Financial Transactions Tax: What is the problem?

“The financial sector has grown too big and volatile and something must be done. A tax on financial transaction is something, therefore a tax on financial transaction must be done.”

If you can spot the logical error in that line of reasoning you just outsmarted many European policymakers.

European Union (EU) Finacial Tax
Flickr.com, by Chris Potter

Eleven EU countries – including France, Germany, and Spain – are still trying to sort out their differences and implement some form tax on financial transactions by as early as 2014. Such a tax is envisioned to include most financial transactions carried out by EU financial institutions, and not just on transactions carried out in Europe, but around the world. Shares and bonds would be taxed at 0.1 percent and financial derivatives at 0.01 percent.

The tax is meant to serve two goals. It would raise much-needed government funds from those institutions widely seen as having caused the current crisis and it would curb excessive speculation so as to prevent such a crisis from happening again. The European Commission has estimated the revenues to be 30-35 billion euros per year. Sounds like a win-win, so what’s the problem? Well, as the proposal is worded now, quite a few.

  • Design flaws. One of the most widely used financial tools is the so-called repo (repurchase-agreement) in which, instead of lending against collateral, a financial assets is sold on Monday and bought back for slightly more on Tuesday, with the difference between the two prices being the interest rate. Each of such transactions would be taxed. A 0.2 percent daily tax would amount to a 107 percent yearly tax, completely freezing the market!
  • The tax would only be on EU financial institutions. Whereas some financial assets, such as a stock of a local company are clearly local, modern financial markets are increasingly global. Imposing a tax in Europe simply means that much of the financial transactions will go elsewhere. When Sweden in the 1980s imposed a financial transaction tax not unlike the one presently being considered, they found that more than 90 percent of the market fled elsewhere, leaving actual revenues far short of those originally envisioned. (John Campbell and Kenneth Froot have a detailed analysis of the Swedish experience here). Sweden is presently strongly opposed to the current suggestion based on its past experience. The current design attempts to sidestep this problem by making a transaction taxable regardless of where it takes place as long as one EU institution is involved. Deutsche Bank selling a mortgage from Chicago to Bank of America is therefore taxable in Europe, a completely unorthodox extension of the jurisdiction of European authorities and it is unclear how this would work out in practice.
  • There is no evidence that financial transaction taxes curb volatility. Careful work by the International Monetary Fund (IMF) finds very little, if any, evidence that financial transaction taxes curb volatility. And as suggested by Ken Rogoff here, they are likely to increase the general cost of credit, hurting the whole economy.

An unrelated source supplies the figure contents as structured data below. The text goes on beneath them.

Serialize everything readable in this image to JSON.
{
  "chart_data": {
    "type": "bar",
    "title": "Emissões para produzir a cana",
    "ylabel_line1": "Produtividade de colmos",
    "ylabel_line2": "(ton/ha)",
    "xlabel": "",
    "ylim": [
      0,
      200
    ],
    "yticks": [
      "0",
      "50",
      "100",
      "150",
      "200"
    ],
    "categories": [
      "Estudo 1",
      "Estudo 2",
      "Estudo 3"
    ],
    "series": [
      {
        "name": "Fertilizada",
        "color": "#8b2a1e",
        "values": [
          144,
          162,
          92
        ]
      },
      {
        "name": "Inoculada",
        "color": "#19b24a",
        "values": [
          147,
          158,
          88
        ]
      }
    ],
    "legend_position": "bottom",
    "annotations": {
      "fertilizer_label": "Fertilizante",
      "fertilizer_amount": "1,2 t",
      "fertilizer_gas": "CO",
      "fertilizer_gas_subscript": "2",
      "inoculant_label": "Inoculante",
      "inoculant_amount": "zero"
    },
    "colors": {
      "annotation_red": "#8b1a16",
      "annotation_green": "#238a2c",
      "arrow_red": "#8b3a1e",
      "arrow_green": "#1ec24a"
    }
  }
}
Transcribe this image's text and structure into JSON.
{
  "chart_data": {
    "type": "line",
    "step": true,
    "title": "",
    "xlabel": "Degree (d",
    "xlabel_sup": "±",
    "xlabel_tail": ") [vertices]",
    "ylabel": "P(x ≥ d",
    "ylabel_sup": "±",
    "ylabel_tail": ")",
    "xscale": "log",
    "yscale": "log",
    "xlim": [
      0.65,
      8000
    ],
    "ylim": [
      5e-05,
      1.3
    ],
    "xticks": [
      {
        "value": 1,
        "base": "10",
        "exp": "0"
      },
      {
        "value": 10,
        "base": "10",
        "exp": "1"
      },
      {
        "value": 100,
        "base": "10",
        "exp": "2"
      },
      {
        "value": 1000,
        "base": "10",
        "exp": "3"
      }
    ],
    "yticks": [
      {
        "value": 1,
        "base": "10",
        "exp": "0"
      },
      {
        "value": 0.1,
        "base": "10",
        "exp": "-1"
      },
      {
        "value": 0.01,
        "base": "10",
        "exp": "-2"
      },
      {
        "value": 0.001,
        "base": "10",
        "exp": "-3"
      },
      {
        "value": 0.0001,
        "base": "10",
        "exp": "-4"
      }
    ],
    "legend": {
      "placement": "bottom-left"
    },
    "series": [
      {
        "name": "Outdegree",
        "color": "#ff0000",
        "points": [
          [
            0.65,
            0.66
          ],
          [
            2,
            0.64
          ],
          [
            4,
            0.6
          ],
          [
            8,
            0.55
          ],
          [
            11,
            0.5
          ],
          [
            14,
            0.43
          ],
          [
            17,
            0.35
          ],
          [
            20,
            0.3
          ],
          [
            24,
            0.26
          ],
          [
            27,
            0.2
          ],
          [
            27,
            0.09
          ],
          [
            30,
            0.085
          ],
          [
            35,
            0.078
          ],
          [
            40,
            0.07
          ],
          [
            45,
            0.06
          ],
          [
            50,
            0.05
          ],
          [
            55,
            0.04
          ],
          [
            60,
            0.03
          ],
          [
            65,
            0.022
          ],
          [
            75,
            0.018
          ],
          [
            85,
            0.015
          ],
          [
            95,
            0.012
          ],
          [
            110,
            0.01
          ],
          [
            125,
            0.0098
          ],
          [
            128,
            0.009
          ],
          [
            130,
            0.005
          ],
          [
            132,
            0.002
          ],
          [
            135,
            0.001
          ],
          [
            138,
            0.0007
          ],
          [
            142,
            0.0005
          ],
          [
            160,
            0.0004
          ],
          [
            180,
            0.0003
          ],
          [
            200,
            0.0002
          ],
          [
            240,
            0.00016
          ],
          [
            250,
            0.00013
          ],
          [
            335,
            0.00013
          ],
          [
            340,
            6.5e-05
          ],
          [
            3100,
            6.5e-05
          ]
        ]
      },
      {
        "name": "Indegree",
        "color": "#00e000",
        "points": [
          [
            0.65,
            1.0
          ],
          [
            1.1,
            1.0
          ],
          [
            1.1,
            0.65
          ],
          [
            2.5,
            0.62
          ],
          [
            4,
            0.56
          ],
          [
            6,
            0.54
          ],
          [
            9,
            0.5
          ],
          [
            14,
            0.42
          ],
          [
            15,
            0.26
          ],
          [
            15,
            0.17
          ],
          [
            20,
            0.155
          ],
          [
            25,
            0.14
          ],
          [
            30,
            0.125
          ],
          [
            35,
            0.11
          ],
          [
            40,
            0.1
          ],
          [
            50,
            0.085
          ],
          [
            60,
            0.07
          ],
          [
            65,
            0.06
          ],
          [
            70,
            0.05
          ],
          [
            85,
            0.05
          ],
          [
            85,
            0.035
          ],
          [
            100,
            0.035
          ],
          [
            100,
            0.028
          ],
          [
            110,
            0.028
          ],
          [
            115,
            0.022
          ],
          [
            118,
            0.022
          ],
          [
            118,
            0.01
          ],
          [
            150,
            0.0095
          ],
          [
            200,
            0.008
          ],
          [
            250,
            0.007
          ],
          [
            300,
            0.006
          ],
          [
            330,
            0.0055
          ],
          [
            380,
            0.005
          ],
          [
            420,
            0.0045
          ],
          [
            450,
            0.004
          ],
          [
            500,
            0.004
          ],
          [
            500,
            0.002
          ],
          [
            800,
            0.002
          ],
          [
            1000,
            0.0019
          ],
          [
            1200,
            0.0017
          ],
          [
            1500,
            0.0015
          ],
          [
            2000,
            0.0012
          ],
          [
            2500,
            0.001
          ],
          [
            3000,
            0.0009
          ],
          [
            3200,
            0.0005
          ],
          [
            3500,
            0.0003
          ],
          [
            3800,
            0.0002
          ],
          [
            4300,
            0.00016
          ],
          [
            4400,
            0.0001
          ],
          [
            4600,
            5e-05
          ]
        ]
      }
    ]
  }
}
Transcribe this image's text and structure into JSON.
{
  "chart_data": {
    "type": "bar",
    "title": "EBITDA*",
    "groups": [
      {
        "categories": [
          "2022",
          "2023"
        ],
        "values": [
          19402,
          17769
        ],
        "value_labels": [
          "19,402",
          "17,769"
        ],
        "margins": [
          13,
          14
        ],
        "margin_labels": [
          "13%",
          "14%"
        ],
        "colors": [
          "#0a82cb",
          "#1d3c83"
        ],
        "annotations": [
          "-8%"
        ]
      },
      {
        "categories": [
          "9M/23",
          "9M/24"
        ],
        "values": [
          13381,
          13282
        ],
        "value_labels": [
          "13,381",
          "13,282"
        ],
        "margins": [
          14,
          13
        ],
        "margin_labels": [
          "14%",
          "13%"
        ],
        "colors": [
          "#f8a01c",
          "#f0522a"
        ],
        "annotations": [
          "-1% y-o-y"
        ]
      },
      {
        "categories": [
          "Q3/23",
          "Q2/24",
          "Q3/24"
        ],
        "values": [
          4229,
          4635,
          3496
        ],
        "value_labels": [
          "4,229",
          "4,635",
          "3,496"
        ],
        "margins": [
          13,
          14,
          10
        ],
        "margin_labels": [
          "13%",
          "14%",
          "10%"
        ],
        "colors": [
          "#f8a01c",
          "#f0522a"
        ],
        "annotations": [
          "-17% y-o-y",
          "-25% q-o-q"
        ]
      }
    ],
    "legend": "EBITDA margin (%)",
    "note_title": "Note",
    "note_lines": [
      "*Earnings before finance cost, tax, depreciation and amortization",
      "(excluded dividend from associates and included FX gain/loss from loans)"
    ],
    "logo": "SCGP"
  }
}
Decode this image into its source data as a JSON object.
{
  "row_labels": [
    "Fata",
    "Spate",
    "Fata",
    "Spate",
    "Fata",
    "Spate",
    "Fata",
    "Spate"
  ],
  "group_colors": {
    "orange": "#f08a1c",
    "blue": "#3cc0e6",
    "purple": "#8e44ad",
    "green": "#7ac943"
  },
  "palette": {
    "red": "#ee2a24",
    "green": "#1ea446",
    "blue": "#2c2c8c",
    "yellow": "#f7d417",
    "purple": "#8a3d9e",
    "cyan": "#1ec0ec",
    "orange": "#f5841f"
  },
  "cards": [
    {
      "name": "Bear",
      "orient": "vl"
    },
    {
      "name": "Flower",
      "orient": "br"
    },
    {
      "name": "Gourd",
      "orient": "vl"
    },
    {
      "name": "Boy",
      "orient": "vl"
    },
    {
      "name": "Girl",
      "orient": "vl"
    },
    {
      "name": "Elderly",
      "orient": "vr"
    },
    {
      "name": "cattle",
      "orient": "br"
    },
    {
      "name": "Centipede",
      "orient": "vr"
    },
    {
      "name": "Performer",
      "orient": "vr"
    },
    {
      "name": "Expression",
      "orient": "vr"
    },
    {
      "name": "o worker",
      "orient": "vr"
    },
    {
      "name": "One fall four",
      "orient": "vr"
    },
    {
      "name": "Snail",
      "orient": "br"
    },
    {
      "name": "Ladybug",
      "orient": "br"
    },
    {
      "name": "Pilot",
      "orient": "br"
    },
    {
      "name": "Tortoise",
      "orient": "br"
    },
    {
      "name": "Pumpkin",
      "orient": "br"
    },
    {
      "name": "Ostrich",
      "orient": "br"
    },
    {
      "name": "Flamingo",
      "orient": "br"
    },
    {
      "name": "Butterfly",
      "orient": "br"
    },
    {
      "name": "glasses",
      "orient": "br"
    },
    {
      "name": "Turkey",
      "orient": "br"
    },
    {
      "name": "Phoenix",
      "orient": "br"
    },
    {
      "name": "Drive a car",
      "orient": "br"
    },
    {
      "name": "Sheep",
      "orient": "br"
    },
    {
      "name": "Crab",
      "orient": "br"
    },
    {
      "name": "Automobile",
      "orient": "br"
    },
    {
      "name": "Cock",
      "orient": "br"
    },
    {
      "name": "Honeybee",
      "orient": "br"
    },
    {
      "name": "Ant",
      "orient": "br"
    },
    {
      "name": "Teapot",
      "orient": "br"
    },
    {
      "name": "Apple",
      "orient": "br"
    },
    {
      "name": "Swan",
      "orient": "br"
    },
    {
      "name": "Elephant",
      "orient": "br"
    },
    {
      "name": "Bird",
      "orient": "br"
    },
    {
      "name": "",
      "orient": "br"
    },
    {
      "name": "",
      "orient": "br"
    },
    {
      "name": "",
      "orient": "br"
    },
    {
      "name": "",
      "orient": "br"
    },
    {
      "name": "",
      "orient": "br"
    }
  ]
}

So what to do instead? The goals of curbing financial sector fragility and forcing banks to pay a share of past and future bailouts is certainly worthy. But there are better, more efficient, ways of doing that. If you want to raise more revenue, then tax bank profits or assets. If you want to make financial volatility less damaging for the rest of the economy, then raise the requirements on equity buffers from the present 8-10 percent to, say, 30 percent. This would allow the financial institutions to absorb heavier losses with less collateral damage to the rest of the economy. Both measures address directly the desired goal and are less likely to have undesired consequences.

Due to much criticism and debate, the proponents of the financial transaction tax have been forced to reconsider its implementation and design. That is a good thing. It is important that we design our financial systems based, not on what feels good or to punish perceived wrongdoers, but on what enables our economies to function the best. The proposed financial transaction tax might accomplish the former, but surely not the latter.

About Morten Olsen

Morten Graugaard Olsen is an assistant professor in the Department of Economics. He earned his Ph.D. and M.A. in economics at Harvard University and holds an undergraduate degree in economics from the University of Copenhagen. His areas of specialization include international economics, banking, contract theory, growth theory.